第2巻のJ項のJapan のところには、Peace Constituion of Japan(by Hisashi Nakamura), Peace
Movements in Japan(by Mari Yamamoto), Japanese Peace Museums(by Kazuyo Yamane)
の項目があり、Peace Muvements"
は5ページにわたる叙述になっており、そこには以下のようなベ平連運動についての解説が出されている。この項目は山本真理さんの執筆。
……Later Postwar period: Vietnam and Beyond
Organized labor increasingly withdrew from the leftist peace movement in later
years amid Japan's economic boom, and the anti‐nuclear weapons movement split up
in l963 owing to rivalry among the socialists and communists. Amid the general
disarray of the peace movement, major mass organizations including political
parties were unable to demonstrate leadership in antiwar activities when the
United States began bombing North Vietnam and devastating the South, after 1965.
So liberal and leftist intellectuals began organizing loosely knit groupings of
individuals to unite them only in one purpose, namely, to oppose the U.S.
military action in Vietnam. They refrained from contesting other ideological
issues to avoid sectarian division and became a magnet for a large number of
citizens, including activists of the New (mainly student) Left as well as those
who took a dim view of the increasingly violent political agitation by New Left
radicals.
Such unofficial groupings were called the Japan "Peace for Vietnam Committee"
(Beheiren), which was affiliated with no political or any other mass
organizations. They were much influenced by the ideas of the American
New Left: they embraced civil disobedience and urged the public to act
spontaneously in the capacities of individuals rather than passive members of
mass organizations, as had often been the case in earlier postwar years.

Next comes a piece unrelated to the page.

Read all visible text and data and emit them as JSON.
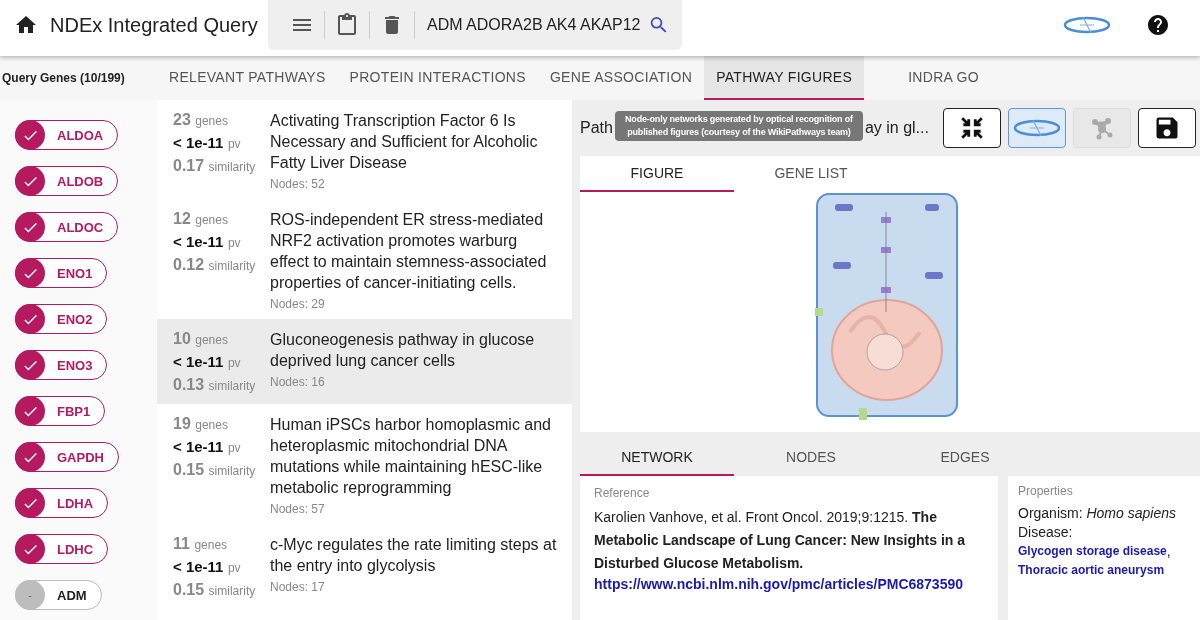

Amid the ensuing ideological radicalization, Beheiren activists assisted the
desertion of American soldiers and urged G.I.s to oppose their officers at U.S.
bases in Japan. The presence of U.S. military installations
in Japan, especially Okinawa, also raised the issue of Japan's own complicity in
the Vietnam War, and the realization led activists to open their eyes to their
country's present and past war responsibility. Their rigorous critique about
Japan's war crimes also later led to a movement to investigate and compensate
for the wrongs suffered by foreign victims of Japan's war, including the
Chinese, Koreans, and Filipinos.……(pp.530〜531)
このほか、日本については、Hiroshima Panels という項目がある。また、Civil Disobedience や Non-violence
などの項目は詳しい叙述がある。